In ihrem Vorwort weist die Autorin darauf hin, dass ihr deutlich wurde, dass die einfachen Aktivitäten des Alltagsleben ständig Möglichkeiten bieten, den autonomen Zustand zu beeinflussen. Sie entwickelte daher eine Reihe von Übungen, die das Nervensystem nähren.
Aufbau
Das Buch besteht aus zwei Teilen und einem Anhang. Im ersten Teil beschreibt Deb Dana auf 38 Seiten die theoretischen Grundlagen und die Prinzipien der Polyvagal-Theorie. Im zweiten Teil werden die Übungen gegliedert nach Schwerpunkten vorgestellt. Zu diesen Schwerpunkten bietet das Buch im Anhang auf 81 Seiten Arbeitsblätter für die Durchführung der Übungen.
Inhalt
Nach einem Vorwort von Stephen W. Porges, dem Begründer der Polyvagal-Theorie und einer Danksagung vermittelt die Autorin in einer kurzen Einleitung ihr Anliegen. Die Übungen im Buch sollen Klienten helfen ihre Zeit „zwischen den Therapiesitzungen auf dem Weg zu einem ventral-vagalen Kipppunkt zu unterstützen.“ (S. 16).
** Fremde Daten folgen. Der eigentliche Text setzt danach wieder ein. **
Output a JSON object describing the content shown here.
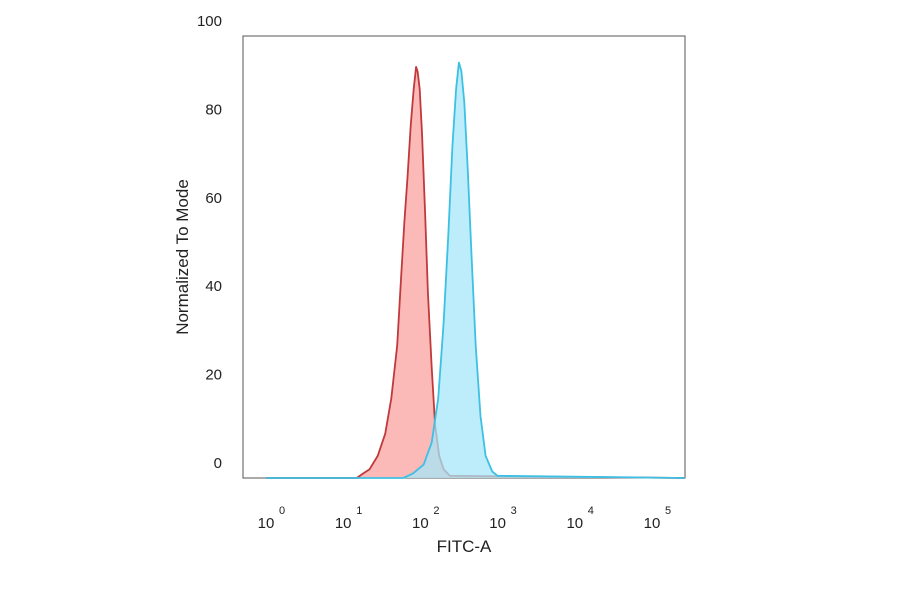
{
  "chart_data": {
    "type": "area",
    "xlabel": "FITC-A",
    "ylabel": "Normalized To Mode",
    "x_scale": "log",
    "xlim": [
      1,
      300000
    ],
    "ylim": [
      0,
      100
    ],
    "x_ticks": [
      {
        "base": "10",
        "exp": "0",
        "value": 1
      },
      {
        "base": "10",
        "exp": "1",
        "value": 10
      },
      {
        "base": "10",
        "exp": "2",
        "value": 100
      },
      {
        "base": "10",
        "exp": "3",
        "value": 1000
      },
      {
        "base": "10",
        "exp": "4",
        "value": 10000
      },
      {
        "base": "10",
        "exp": "5",
        "value": 100000
      }
    ],
    "y_ticks": [
      0,
      20,
      40,
      60,
      80,
      100
    ],
    "grid": false,
    "series": [
      {
        "color_fill": "#f9a3a0",
        "color_line": "#c0393b",
        "points": [
          [
            1,
            0
          ],
          [
            15,
            0
          ],
          [
            18,
            1
          ],
          [
            22,
            2
          ],
          [
            28,
            5
          ],
          [
            35,
            10
          ],
          [
            42,
            18
          ],
          [
            50,
            30
          ],
          [
            56,
            45
          ],
          [
            62,
            58
          ],
          [
            68,
            68
          ],
          [
            75,
            80
          ],
          [
            82,
            88
          ],
          [
            88,
            93
          ],
          [
            92,
            92
          ],
          [
            98,
            88
          ],
          [
            105,
            78
          ],
          [
            115,
            60
          ],
          [
            125,
            42
          ],
          [
            140,
            25
          ],
          [
            155,
            12
          ],
          [
            175,
            5
          ],
          [
            200,
            2
          ],
          [
            240,
            0.5
          ],
          [
            300000,
            0
          ]
        ]
      },
      {
        "color_fill": "#a7e6f8",
        "color_line": "#3cc0e3",
        "points": [
          [
            1,
            0
          ],
          [
            60,
            0
          ],
          [
            80,
            1
          ],
          [
            110,
            3
          ],
          [
            140,
            8
          ],
          [
            170,
            18
          ],
          [
            200,
            35
          ],
          [
            230,
            55
          ],
          [
            260,
            75
          ],
          [
            290,
            88
          ],
          [
            315,
            94
          ],
          [
            340,
            92
          ],
          [
            370,
            85
          ],
          [
            410,
            70
          ],
          [
            460,
            50
          ],
          [
            520,
            30
          ],
          [
            600,
            14
          ],
          [
            700,
            5
          ],
          [
            850,
            1.5
          ],
          [
            1000,
            0.5
          ],
          [
            300000,
            0
          ]
        ]
      }
    ]
  }
}
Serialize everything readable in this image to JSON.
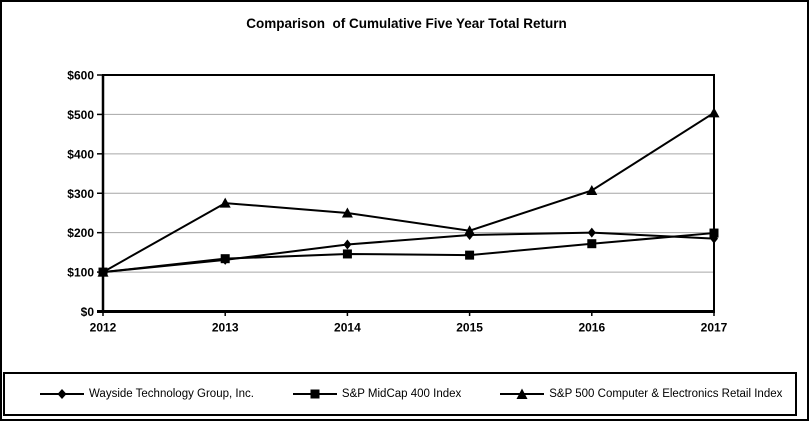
{
  "title": "Comparison  of Cumulative Five Year Total Return",
  "chart_data": {
    "type": "line",
    "categories": [
      "2012",
      "2013",
      "2014",
      "2015",
      "2016",
      "2017"
    ],
    "series": [
      {
        "name": "Wayside Technology Group, Inc.",
        "marker": "diamond",
        "color": "#000000",
        "values": [
          100,
          131,
          170,
          194,
          200,
          185
        ]
      },
      {
        "name": "S&P MidCap 400 Index",
        "marker": "square",
        "color": "#000000",
        "values": [
          100,
          134,
          146,
          143,
          172,
          199
        ]
      },
      {
        "name": "S&P 500 Computer & Electronics Retail Index",
        "marker": "triangle",
        "color": "#000000",
        "values": [
          100,
          275,
          250,
          205,
          307,
          504
        ]
      }
    ],
    "title": "Comparison  of Cumulative Five Year Total Return",
    "xlabel": "",
    "ylabel": "",
    "ylim": [
      0,
      600
    ],
    "y_tick_interval": 100,
    "y_tick_labels": [
      "$0",
      "$100",
      "$200",
      "$300",
      "$400",
      "$500",
      "$600"
    ],
    "grid": "horizontal",
    "grid_color": "#a6a6a6",
    "line_color": "#000000",
    "legend_position": "bottom-box"
  },
  "legend": {
    "items": [
      {
        "label": "Wayside Technology Group, Inc.",
        "marker": "diamond"
      },
      {
        "label": "S&P MidCap 400 Index",
        "marker": "square"
      },
      {
        "label": "S&P 500 Computer & Electronics Retail Index",
        "marker": "triangle"
      }
    ]
  }
}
Im 38-seitigen Teil I werden in drei Unterkapiteln über das autonome Nervensystem die wichtigsten Prinzipien der Polyvagal-Theorie erläutert. Hierzu gehören die autonome Hierarchie des autonomen Nervensystems, die Neurozeption und die Co-Regulation. Ergänzend empfiehlt die Autorin ihren LeserInnen die vorgestellten kleinen Übungen durchzuführen um das theoretische Fundament zu verdeutlichen. Zudem weist sie darauf hin, dass durchschnittlich 66 Tage des Übens erforderlich sind bis eine Aktivität automatisiert ist. Grundlegend für die Autorin ist die Erkenntnis, dass ein zentraler Bestandteil des Wohlbefindens eine zuverlässige eintretende Co-Regulation ist. Daher könnten Traumata in Bezug auf Porges als chronische Unterbrechung von Verbundenheit beschrieben werden. Ein Trauma erzeuge unablässig Überlebensreaktionen, die im autonomen Nervensystem einen Zustand der Verbundenheit und Sicherheit verhindern. Daher sei es wichtig, dass sich Menschen gemeinsam der Co-Regulation widmen und in einem Zustand der Sicherheit verbunden sind.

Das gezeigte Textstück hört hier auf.